While I don’t find myself compelled to write, and don’t write to anything like the extent she describes in her book, there is something about this description that strikes a chord. Colored inks, elaborate scripts—of course. Annotations and marginal drawings? How wonderful! In moderation, anyway.
But I was talking about pens earlier and now I’m talking about writing, which leads me to wonder—how do people with hypergraphia feel about pens? Do they love trying out new pens and rediscovering old ones, or does the implement they use not matter? The author’s comment about colored inks suggests that it isn’t entirely irrelevant, so now I’m curious.

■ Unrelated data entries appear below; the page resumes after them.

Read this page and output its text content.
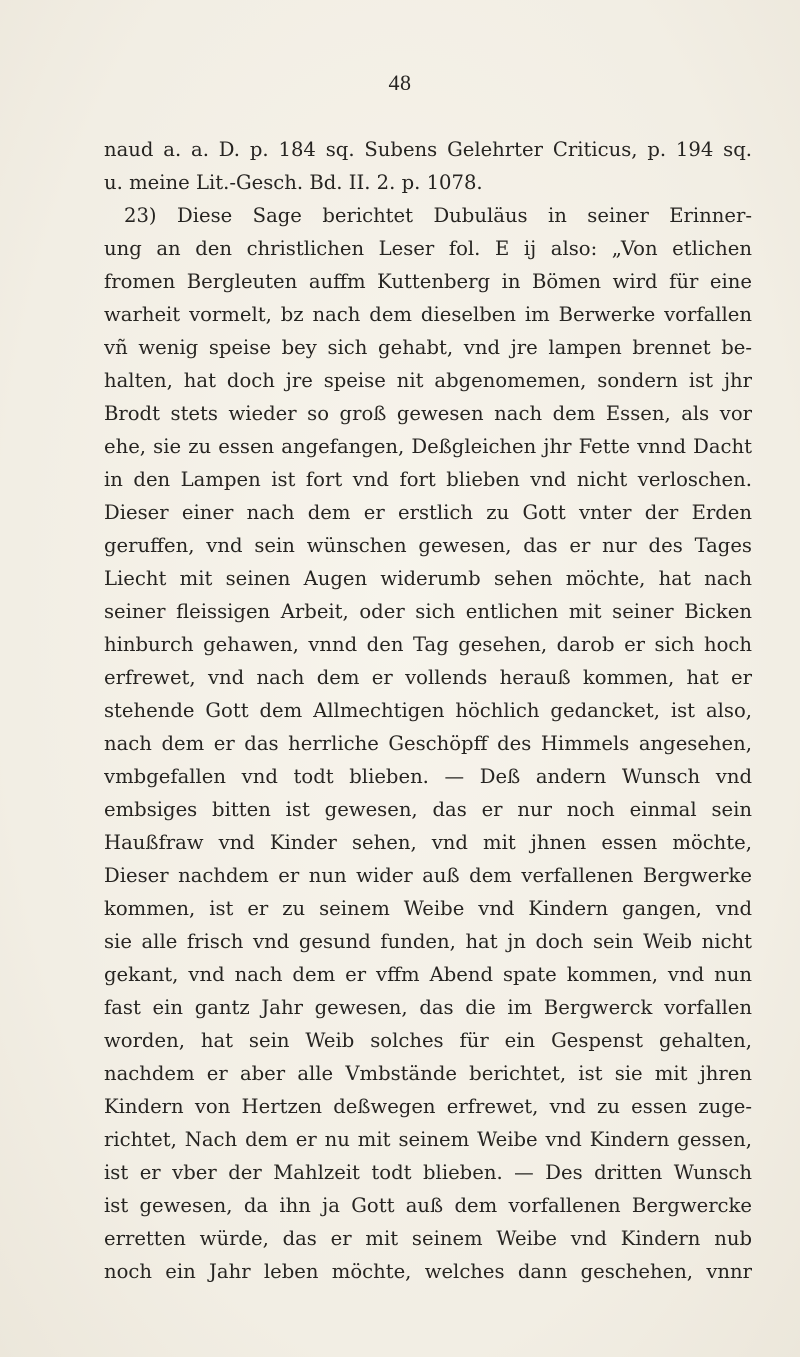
48
naud a. a. D. p. 184 sq. Subens Gelehrter Criticus, p. 194 sq.
u. meine Lit.-Gesch. Bd. II. 2. p. 1078.
23) Diese Sage berichtet Dubuläus in seiner Erinner-
ung an den christlichen Leser fol. E ij also: „Von etlichen
fromen Bergleuten auffm Kuttenberg in Bömen wird für eine
warheit vormelt, bz nach dem dieselben im Berwerke vorfallen
vñ wenig speise bey sich gehabt, vnd jre lampen brennet be-
halten, hat doch jre speise nit abgenomemen, sondern ist jhr
Brodt stets wieder so groß gewesen nach dem Essen, als vor
ehe, sie zu essen angefangen, Deßgleichen jhr Fette vnnd Dacht
in den Lampen ist fort vnd fort blieben vnd nicht verloschen.
Dieser einer nach dem er erstlich zu Gott vnter der Erden
geruffen, vnd sein wünschen gewesen, das er nur des Tages
Liecht mit seinen Augen widerumb sehen möchte, hat nach
seiner fleissigen Arbeit, oder sich entlichen mit seiner Bicken
hinburch gehawen, vnnd den Tag gesehen, darob er sich hoch
erfrewet, vnd nach dem er vollends herauß kommen, hat er
stehende Gott dem Allmechtigen höchlich gedancket, ist also,
nach dem er das herrliche Geschöpff des Himmels angesehen,
vmbgefallen vnd todt blieben. — Deß andern Wunsch vnd
embsiges bitten ist gewesen, das er nur noch einmal sein
Haußfraw vnd Kinder sehen, vnd mit jhnen essen möchte,
Dieser nachdem er nun wider auß dem verfallenen Bergwerke
kommen, ist er zu seinem Weibe vnd Kindern gangen, vnd
sie alle frisch vnd gesund funden, hat jn doch sein Weib nicht
gekant, vnd nach dem er vffm Abend spate kommen, vnd nun
fast ein gantz Jahr gewesen, das die im Bergwerck vorfallen
worden, hat sein Weib solches für ein Gespenst gehalten,
nachdem er aber alle Vmbstände berichtet, ist sie mit jhren
Kindern von Hertzen deßwegen erfrewet, vnd zu essen zuge-
richtet, Nach dem er nu mit seinem Weibe vnd Kindern gessen,
ist er vber der Mahlzeit todt blieben. — Des dritten Wunsch
ist gewesen, da ihn ja Gott auß dem vorfallenen Bergwercke
erretten würde, das er mit seinem Weibe vnd Kindern nub
noch ein Jahr leben möchte, welches dann geschehen, vnnr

I’m also wondering why Lewis Carroll relied exclusively on purple ink. His signature color, maybe? I think I’d get tired of writing in the same color all the time.

Till next post.

Dissecting Mysteries–the many kinds of clues

Yesterday, I sat in a bookstore thinking about mysteries. Kids’ mysteries, particularly. How do they work?
Actually, they vary. Like adult mysteries, some are more about the adventure of solving a case. I’m thinking here of the traditional Nancy Drew mysteries (not the Nancy Drew Clue Book books). First, Nancy has to discover what the mystery is. Further problems occur as she pursues answers. (She often gets knocked over the head along the way—in real life, she would need to see a neurologist for the repeated concussions.) Eventually, in a dramatic chapter, she comes into direct conflict with the villain, triumphs, and the mystery is solved.

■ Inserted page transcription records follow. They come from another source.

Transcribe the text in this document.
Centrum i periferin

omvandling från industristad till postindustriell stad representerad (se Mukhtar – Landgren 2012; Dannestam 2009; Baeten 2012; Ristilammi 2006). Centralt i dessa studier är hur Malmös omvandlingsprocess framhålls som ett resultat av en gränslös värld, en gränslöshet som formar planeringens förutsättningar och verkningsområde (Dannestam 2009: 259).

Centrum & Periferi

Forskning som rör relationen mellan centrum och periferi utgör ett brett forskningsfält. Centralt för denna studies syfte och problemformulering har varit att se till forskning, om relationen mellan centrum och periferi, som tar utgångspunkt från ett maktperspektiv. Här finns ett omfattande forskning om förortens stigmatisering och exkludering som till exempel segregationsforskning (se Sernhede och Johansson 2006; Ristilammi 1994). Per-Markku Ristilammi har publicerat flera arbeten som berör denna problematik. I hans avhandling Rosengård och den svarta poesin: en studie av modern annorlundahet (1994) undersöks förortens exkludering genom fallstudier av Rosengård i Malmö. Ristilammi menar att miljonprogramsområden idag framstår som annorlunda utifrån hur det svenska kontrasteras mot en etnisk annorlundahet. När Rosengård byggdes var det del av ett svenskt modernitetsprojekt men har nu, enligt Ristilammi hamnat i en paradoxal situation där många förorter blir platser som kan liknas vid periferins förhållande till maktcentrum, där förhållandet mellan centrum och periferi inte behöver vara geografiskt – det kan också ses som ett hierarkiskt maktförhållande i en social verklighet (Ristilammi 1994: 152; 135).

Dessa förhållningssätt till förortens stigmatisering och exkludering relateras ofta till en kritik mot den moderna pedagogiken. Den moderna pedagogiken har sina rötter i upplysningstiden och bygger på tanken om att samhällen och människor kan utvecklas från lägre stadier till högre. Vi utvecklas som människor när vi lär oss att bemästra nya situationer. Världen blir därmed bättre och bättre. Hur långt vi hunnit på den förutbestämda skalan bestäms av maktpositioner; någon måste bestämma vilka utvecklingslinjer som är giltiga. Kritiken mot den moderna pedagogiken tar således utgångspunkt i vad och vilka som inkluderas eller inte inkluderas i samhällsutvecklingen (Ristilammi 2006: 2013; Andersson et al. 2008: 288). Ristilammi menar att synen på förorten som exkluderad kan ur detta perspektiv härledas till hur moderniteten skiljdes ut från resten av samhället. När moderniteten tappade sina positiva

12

By contrast, short mysteries like the Encyclopedia Brown stories have a clear, quickly revealed mystery. It hinges on some particular fact or statement, and in the Encyclopedia Brown stories, the author breaks the story into two parts: the mystery, and the solution. The reader can “match wits” by figuring out how Encyclopedia Brown solved the case, then continue on to the solution to check herself.

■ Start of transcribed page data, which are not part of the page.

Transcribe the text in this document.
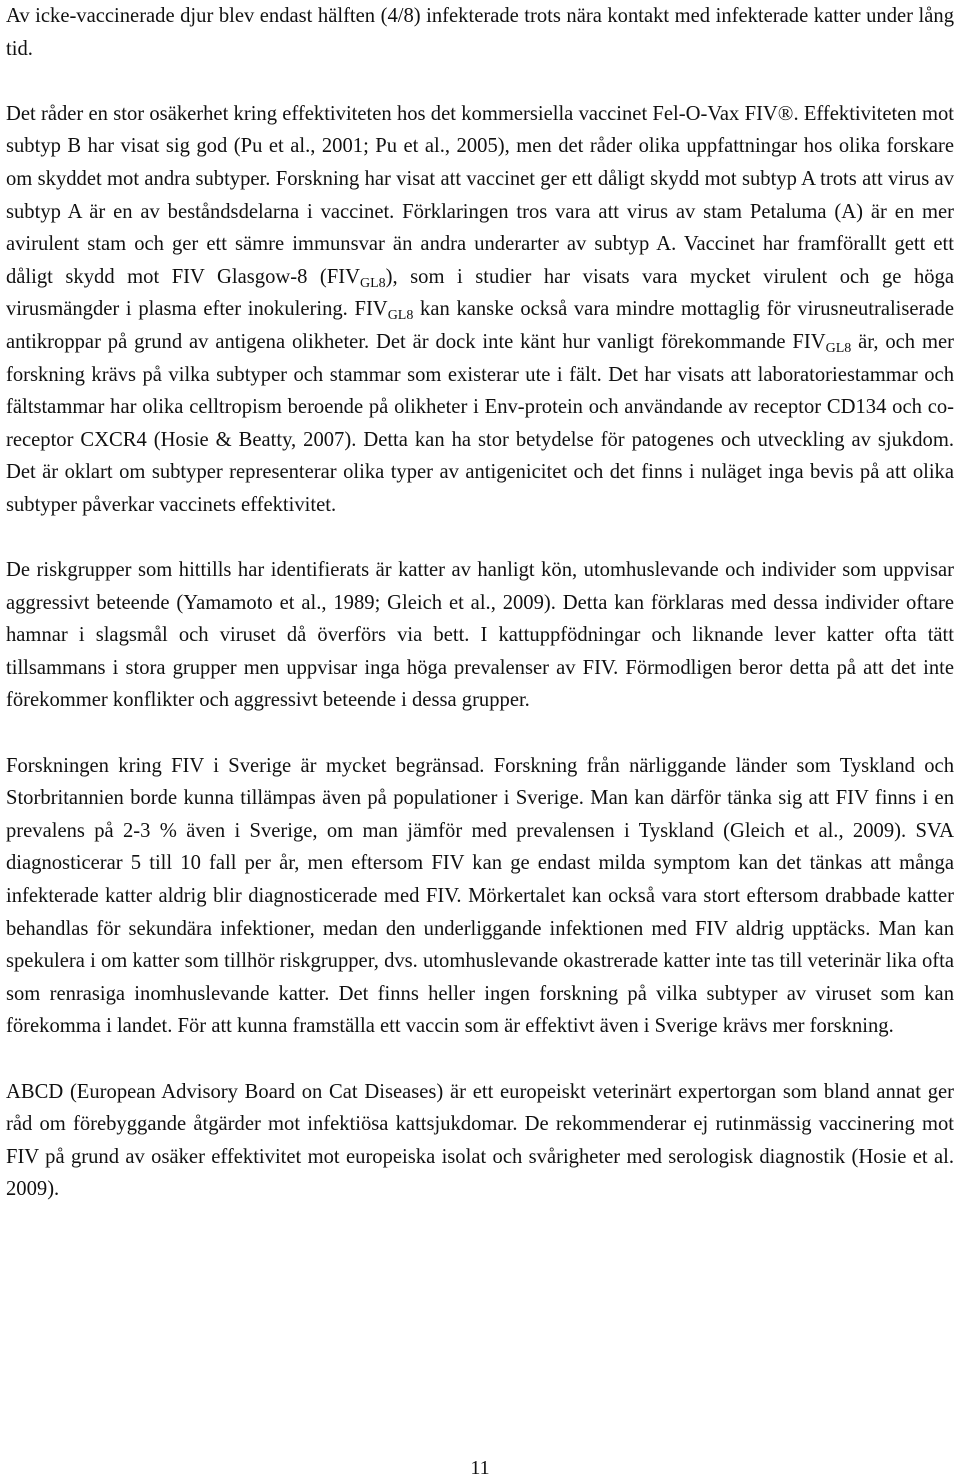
Av icke-vaccinerade djur blev endast hälften (4/8) infekterade trots nära kontakt med infekterade katter under lång tid.

Det råder en stor osäkerhet kring effektiviteten hos det kommersiella vaccinet Fel-O-Vax FIV®. Effektiviteten mot subtyp B har visat sig god (Pu et al., 2001; Pu et al., 2005), men det råder olika uppfattningar hos olika forskare om skyddet mot andra subtyper. Forskning har visat att vaccinet ger ett dåligt skydd mot subtyp A trots att virus av subtyp A är en av beståndsdelarna i vaccinet. Förklaringen tros vara att virus av stam Petaluma (A) är en mer avirulent stam och ger ett sämre immunsvar än andra underarter av subtyp A. Vaccinet har framförallt gett ett dåligt skydd mot FIV Glasgow-8 $(FIV_{GL8})$, som i studier har visats vara mycket virulent och ge höga virusmängder i plasma efter inokulering. $FIV_{GL8}$ kan kanske också vara mindre mottaglig för virusneutraliserade antikroppar på grund av antigena olikheter. Det är dock inte känt hur vanligt förekommande $FIV_{GL8}$ är, och mer forskning krävs på vilka subtyper och stammar som existerar ute i fält. Det har visats att laboratoriestammar och fältstammar har olika celltropism beroende på olikheter i Env-protein och användande av receptor CD134 och co-receptor CXCR4 (Hosie & Beatty, 2007). Detta kan ha stor betydelse för patogenes och utveckling av sjukdom. Det är oklart om subtyper representerar olika typer av antigenicitet och det finns i nuläget inga bevis på att olika subtyper påverkar vaccinets effektivitet.

De riskgrupper som hittills har identifierats är katter av hanligt kön, utomhuslevande och individer som uppvisar aggressivt beteende (Yamamoto et al., 1989; Gleich et al., 2009). Detta kan förklaras med dessa individer oftare hamnar i slagsmål och viruset då överförs via bett. I kattuppfödningar och liknande lever katter ofta tätt tillsammans i stora grupper men uppvisar inga höga prevalenser av FIV. Förmodligen beror detta på att det inte förekommer konflikter och aggressivt beteende i dessa grupper.

Forskningen kring FIV i Sverige är mycket begränsad. Forskning från närliggande länder som Tyskland och Storbritannien borde kunna tillämpas även på populationer i Sverige. Man kan därför tänka sig att FIV finns i en prevalens på 2-3 % även i Sverige, om man jämför med prevalensen i Tyskland (Gleich et al., 2009). SVA diagnosticerar 5 till 10 fall per år, men eftersom FIV kan ge endast milda symptom kan det tänkas att många infekterade katter aldrig blir diagnosticerade med FIV. Mörkertalet kan också vara stort eftersom drabbade katter behandlas för sekundära infektioner, medan den underliggande infektionen med FIV aldrig upptäcks. Man kan spekulera i om katter som tillhör riskgrupper, dvs. utomhuslevande okastrerade katter inte tas till veterinär lika ofta som renrasiga inomhuslevande katter. Det finns heller ingen forskning på vilka subtyper av viruset som kan förekomma i landet. För att kunna framställa ett vaccin som är effektivt även i Sverige krävs mer forskning.

ABCD (European Advisory Board on Cat Diseases) är ett europeiskt veterinärt expertorgan som bland annat ger råd om förebyggande åtgärder mot infektiösa kattsjukdomar. De rekommenderar ej rutinmässig vaccinering mot FIV på grund av osäker effektivitet mot europeiska isolat och svårigheter med serologisk diagnostik (Hosie et al. 2009).

11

Not all short mysteries separate the solution out so explicitly (the Nate the Great stories don’t), but they do generally turn on some one clue, so I started making a list of different kinds of clues.
Some clues link the suspect to the scene of the crime. Sometimes the suspect leaves traces on the crime scene (footprints, a pocketknife with his initials on it), and sometimes the crime scene leaves traces on the suspect (ink stains from the spilled bottle, red mud on his boots).
Some clues involve discovering a falsehood in the suspect’s story. Often the detective knows something that the suspect doesn’t. (Mules are sterile. Oil paintings aren’t framed under glass.) Alternatively, the suspect has forgotten a detail that makes her story impossible. (How did she buy an ice cream when she was in her swimsuit and her money was still in her shorts’ pocket?)
Things that undergo change over time or under special circumstances make good clues. (They also make good weapons in adult mysteries.) One way in which change can be a clue is when it indicates that the suspect is lying about time or about where he has been. (He can’t have been out on the warm porch sipping lemonade for the past hour, because the ice cubes in his glass are clearly fresh from the freezer.)
Another way that change provides a clue is by making something more detectable. (The missing lunch is discovered in someone’s closet because—phew, it’s gone moldy. Spilled lemonade brings out a message written in pH-sensitive ink.) The problem with this kind of clue is that it isn’t to the detective’s credit unless she is the one who correctly identifies the smell, or notices the partial markings and deliberately spills more lemonade to reveal the rest of the message.
I’m sure there are other categories I’ve missed. There’s the locked-room puzzle (how could someone have committed the crime?), as well as the “you had no way to know that unless you did it” categories.Some might be combinations. Something that becomes deadly as it changes over time, or that disappears over time, might be the key to solving the locked room puzzle.
Now that I’ve made this list, I need to come up with an interesting detective and a small world to set the mystery in. But that’s a problem for another day.